Interview mit Jessica Rosenthal, SDP

"Der Staat ist in der Pflicht, diese Transformation auch bei kleinen Unternehmen zu unterstützen!"

Um den Herausforderungen bei der Digitalisierung und der Energiewende gerecht zu werden, müssen frische Impulse aus der Politik gesetzt werden. Der DMB hat Jessica Rosenthal von der SPD gefragt, mit welchen neuen Ideen und Konzepten sie die Zukunft der KMU in Deutschland gestalten möchte.

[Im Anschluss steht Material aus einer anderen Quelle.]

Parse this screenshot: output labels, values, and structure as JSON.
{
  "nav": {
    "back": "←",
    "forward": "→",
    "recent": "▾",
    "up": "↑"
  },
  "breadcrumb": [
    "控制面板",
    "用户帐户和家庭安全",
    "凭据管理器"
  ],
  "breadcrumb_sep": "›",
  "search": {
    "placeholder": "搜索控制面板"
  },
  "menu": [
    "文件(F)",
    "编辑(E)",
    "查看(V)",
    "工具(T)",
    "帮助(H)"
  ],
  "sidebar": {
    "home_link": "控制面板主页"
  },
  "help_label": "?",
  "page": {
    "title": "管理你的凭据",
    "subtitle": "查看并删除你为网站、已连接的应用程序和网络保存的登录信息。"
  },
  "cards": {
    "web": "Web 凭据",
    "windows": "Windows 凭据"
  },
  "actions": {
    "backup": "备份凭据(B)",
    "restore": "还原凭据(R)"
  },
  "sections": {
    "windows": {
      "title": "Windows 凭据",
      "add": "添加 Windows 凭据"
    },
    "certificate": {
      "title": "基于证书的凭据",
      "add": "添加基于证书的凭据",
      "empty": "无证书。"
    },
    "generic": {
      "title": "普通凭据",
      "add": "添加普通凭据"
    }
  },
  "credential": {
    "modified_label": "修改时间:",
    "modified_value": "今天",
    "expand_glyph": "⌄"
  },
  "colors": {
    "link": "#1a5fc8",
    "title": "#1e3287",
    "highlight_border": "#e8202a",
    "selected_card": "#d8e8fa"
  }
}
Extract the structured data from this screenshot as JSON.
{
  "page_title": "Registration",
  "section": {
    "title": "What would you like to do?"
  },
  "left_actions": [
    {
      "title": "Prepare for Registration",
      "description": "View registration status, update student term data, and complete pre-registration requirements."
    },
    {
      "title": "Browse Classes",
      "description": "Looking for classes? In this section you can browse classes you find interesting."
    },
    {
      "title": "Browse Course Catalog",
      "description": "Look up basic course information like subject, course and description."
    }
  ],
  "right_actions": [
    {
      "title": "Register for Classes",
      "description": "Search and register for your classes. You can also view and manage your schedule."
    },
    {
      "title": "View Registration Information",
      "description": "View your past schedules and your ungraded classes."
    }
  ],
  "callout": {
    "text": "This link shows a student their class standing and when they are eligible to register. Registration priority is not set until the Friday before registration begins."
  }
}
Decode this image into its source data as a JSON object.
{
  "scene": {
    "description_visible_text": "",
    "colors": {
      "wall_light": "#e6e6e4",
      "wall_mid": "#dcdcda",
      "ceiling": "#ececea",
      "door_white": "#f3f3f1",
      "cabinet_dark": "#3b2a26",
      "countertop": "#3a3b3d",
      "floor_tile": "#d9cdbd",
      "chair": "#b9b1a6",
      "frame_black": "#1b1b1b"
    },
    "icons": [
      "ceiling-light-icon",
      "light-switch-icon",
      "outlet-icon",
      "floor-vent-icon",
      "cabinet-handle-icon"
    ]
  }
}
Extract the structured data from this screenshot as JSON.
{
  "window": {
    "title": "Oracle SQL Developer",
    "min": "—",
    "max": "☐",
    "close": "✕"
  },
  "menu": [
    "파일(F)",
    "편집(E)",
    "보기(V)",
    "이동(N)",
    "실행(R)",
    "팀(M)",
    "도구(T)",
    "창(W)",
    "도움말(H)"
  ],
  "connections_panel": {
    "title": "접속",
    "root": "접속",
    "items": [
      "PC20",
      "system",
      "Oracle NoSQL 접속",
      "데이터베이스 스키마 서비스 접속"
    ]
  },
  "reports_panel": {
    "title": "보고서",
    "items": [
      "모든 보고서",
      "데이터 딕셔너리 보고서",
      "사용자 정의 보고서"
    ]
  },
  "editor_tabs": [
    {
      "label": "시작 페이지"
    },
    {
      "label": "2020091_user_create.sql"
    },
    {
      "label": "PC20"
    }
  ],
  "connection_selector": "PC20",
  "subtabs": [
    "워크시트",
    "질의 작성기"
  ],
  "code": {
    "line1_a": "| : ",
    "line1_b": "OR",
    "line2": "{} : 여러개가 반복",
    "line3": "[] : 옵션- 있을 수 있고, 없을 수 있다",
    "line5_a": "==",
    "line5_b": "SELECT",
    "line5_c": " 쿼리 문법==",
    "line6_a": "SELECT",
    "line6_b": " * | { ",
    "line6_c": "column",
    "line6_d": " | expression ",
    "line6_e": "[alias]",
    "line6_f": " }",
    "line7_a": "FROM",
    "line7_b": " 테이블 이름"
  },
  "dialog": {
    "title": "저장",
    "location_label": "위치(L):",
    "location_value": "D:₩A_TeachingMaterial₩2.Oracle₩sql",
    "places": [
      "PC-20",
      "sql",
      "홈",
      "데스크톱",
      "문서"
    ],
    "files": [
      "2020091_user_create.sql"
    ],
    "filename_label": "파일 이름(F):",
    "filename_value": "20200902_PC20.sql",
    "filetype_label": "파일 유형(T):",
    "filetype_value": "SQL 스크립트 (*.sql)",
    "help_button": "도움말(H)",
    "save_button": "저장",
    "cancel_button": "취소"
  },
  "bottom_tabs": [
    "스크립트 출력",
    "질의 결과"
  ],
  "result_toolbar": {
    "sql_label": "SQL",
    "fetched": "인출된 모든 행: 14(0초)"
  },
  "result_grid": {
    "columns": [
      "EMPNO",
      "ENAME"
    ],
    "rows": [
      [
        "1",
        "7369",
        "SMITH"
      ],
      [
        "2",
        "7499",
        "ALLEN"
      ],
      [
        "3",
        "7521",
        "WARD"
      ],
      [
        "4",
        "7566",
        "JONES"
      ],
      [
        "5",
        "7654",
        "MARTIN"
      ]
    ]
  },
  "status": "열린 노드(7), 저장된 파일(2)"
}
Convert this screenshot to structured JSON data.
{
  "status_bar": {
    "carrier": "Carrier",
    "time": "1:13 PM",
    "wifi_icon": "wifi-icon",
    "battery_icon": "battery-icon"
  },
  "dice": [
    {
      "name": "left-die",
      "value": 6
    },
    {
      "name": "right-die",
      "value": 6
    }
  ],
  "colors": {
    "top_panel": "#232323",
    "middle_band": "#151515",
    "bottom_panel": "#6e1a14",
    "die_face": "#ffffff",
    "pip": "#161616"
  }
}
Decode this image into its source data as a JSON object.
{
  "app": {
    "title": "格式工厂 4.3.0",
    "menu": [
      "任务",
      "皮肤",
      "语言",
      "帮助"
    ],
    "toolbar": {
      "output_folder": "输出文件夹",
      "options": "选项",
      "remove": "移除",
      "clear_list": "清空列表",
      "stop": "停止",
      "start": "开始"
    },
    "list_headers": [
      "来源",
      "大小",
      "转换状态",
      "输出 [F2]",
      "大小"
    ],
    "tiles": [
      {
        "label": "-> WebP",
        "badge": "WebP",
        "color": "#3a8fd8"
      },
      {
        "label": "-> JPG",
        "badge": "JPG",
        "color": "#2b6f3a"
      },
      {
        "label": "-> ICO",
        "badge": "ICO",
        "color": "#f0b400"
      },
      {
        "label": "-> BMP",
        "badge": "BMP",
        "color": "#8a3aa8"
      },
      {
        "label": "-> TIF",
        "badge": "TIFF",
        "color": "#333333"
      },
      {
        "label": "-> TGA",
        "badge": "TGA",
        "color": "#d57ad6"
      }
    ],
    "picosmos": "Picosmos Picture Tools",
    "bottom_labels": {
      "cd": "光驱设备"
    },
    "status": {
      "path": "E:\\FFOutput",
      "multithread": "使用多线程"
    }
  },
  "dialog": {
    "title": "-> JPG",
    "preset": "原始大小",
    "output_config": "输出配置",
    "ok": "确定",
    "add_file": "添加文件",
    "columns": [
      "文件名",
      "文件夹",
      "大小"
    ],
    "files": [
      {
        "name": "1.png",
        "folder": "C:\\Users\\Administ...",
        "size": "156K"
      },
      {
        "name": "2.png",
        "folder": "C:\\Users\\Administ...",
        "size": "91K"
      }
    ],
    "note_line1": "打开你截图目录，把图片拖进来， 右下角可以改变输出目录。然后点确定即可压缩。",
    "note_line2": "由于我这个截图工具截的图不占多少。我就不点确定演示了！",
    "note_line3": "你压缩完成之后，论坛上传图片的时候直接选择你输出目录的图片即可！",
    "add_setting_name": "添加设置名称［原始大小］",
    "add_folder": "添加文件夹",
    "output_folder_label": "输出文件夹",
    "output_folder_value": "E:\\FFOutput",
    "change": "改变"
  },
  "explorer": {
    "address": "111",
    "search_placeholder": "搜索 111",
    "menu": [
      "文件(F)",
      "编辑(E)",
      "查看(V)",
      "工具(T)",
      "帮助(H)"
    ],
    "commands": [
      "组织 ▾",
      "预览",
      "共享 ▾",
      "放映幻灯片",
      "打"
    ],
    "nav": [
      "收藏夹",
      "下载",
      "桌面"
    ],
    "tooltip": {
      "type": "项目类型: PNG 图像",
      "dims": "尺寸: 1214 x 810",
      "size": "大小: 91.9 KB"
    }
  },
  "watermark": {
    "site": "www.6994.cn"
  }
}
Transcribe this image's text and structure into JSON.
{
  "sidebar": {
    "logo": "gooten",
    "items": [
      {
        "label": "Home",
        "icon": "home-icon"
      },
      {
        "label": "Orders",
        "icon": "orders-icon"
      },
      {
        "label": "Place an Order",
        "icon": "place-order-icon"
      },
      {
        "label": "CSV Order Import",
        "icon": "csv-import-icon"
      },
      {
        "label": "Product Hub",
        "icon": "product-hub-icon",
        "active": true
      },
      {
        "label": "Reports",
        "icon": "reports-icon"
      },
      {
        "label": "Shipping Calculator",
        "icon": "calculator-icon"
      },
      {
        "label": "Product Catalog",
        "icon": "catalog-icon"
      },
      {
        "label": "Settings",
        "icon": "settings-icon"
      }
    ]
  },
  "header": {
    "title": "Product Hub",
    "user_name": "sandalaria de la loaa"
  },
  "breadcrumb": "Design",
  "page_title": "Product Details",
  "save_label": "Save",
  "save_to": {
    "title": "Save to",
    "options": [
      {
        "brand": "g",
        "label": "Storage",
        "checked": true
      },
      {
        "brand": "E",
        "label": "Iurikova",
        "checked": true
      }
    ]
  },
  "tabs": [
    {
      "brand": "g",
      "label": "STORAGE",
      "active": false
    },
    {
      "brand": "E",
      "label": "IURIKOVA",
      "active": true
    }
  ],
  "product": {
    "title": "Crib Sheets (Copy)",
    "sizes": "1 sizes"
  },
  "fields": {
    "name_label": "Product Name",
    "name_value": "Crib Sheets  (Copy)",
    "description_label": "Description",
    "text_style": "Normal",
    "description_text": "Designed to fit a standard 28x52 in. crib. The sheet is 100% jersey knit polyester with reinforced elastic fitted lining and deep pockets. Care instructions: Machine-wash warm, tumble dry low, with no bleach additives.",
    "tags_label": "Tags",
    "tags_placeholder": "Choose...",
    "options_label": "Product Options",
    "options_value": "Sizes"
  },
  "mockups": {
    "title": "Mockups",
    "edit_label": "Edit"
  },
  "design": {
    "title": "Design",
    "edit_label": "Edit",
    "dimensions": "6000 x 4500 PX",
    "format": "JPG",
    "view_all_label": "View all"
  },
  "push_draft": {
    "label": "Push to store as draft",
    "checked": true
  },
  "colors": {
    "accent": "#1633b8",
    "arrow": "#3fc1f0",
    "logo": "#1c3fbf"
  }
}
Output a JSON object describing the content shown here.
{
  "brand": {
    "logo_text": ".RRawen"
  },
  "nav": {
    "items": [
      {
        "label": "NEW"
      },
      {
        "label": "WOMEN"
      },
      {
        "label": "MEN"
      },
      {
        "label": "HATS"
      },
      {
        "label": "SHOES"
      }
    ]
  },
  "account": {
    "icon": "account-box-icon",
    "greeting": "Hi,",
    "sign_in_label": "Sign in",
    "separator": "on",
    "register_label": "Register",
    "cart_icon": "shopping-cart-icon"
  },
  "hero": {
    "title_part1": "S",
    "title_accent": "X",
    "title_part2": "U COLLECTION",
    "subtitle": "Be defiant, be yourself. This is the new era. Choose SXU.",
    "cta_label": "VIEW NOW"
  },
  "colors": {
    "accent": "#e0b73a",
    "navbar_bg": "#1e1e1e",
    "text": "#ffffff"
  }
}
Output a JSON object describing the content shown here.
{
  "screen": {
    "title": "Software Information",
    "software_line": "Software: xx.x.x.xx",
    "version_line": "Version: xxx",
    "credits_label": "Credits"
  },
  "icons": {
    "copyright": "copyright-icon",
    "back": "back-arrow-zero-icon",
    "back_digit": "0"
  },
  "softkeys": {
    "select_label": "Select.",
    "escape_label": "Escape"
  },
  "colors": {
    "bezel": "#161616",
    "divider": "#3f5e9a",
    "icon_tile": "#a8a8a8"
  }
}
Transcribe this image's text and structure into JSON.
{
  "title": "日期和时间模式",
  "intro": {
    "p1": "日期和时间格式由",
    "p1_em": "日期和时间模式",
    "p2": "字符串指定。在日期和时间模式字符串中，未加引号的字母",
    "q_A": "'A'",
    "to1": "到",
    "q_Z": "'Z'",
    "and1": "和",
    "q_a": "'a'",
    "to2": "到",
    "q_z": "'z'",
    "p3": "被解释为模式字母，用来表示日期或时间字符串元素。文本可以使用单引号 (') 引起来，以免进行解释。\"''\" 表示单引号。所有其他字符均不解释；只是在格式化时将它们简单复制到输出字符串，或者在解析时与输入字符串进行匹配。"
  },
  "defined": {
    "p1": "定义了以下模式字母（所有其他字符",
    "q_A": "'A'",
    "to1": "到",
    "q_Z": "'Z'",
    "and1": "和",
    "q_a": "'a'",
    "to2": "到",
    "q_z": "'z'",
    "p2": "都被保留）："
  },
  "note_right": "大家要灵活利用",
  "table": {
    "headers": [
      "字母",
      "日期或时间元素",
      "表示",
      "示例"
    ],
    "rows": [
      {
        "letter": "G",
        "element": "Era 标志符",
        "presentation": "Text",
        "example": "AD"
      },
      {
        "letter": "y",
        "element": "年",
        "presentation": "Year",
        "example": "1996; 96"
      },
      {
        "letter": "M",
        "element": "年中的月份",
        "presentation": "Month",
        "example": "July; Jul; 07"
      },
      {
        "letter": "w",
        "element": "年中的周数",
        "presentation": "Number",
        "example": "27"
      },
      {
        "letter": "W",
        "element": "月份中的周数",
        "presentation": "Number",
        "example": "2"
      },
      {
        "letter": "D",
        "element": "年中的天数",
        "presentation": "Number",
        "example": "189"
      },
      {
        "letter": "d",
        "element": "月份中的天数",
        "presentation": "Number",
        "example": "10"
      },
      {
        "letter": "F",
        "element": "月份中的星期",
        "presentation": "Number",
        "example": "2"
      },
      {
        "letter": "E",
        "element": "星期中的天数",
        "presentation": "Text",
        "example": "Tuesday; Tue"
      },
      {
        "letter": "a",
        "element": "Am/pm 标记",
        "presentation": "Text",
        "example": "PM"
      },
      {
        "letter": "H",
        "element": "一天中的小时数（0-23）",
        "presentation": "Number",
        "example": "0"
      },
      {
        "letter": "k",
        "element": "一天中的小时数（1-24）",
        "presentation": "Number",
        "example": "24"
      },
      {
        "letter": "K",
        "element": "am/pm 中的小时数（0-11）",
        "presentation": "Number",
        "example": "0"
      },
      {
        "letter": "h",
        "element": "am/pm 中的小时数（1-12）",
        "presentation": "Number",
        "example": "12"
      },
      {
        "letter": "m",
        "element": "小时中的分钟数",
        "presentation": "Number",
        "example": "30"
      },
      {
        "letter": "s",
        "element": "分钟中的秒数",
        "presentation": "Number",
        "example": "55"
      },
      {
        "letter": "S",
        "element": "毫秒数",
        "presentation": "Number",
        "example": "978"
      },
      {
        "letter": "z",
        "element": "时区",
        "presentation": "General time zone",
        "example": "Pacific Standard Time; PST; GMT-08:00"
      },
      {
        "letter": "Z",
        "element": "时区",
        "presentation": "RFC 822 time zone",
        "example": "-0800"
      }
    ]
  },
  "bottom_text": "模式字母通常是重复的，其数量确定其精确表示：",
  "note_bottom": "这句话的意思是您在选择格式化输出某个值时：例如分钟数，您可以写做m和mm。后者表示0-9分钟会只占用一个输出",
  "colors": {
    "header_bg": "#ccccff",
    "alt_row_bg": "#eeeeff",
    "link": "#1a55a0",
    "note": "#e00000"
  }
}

Was ist Ihrer Meinung nach für eine zukunftsgerechte Gestaltung der deutschen Gesellschaft und Wirtschaft wichtig, damit auch die nächsten Generationen unbesorgt leben können?

Wir stehen vor großen Herausforderungen, für die wir jetzt zukunftsweisende Entscheidungen treffen müssen. Gerade die Klimakrise, das zeigt sich in diesem Jahr wieder deutlich, hat große Auswirkungen auf unsere Gesellschaft und damit auch auf unsere Wirtschaft. Damit auch die Industrie zukunftsfest werden kann, müssen wir jetzt umsteuern und die sozio-ökologische Transformation einleiten. Deutschland muss klimaneutral werden und dafür braucht es auf der einen Seite grüne Energie, aber auch Investitionen in Unternehmen, damit diese die Transformation stemmen können. Wir müssen Industriestandort bleiben, um auf der einen Seite gute Arbeitsplätze zu sichern und um auf der anderen Seite Innovator in klimaneutralen Lösungen sein zu können. Außerdem müssen wir mit einer umlagefinanzierten Ausbildungsplatzgarantie Unternehmen dazu bewegen und auch befähigen, die Fachkräfte von morgen auszubilden. Dabei müssen alle Unternehmen ihren Teil dazu beitragen, sei es durch Ausbildungsplätze oder durch Geld, das in einen Ausbildungsfonds fließt, sollten Unternehmen keine Ausbildungsplätze anbieten. Die Zukunft im Blick haben heißt auch, endlich den massiven Investitionsstau bekämpfen, der vielen jungen Menschen insbesondere in der Bildung Wege verbaut. Wir brauchen die besten Schulen in unserem Land aber auch schnelles Internet und fahrende Bus und Bahnlinien. Hierfür müssen wir investieren. Diese großen Herausforderungen können wir dann stemmen, wenn jede:r seinen/ihren Anteil leistet. Die immer größere Schere zwischen denen, die von ihrem Vermögen leben können und denen, die gar nichts haben muss geschlossen werden. Auch deshalb brauchen wir eine andere Steuerlastverteilung.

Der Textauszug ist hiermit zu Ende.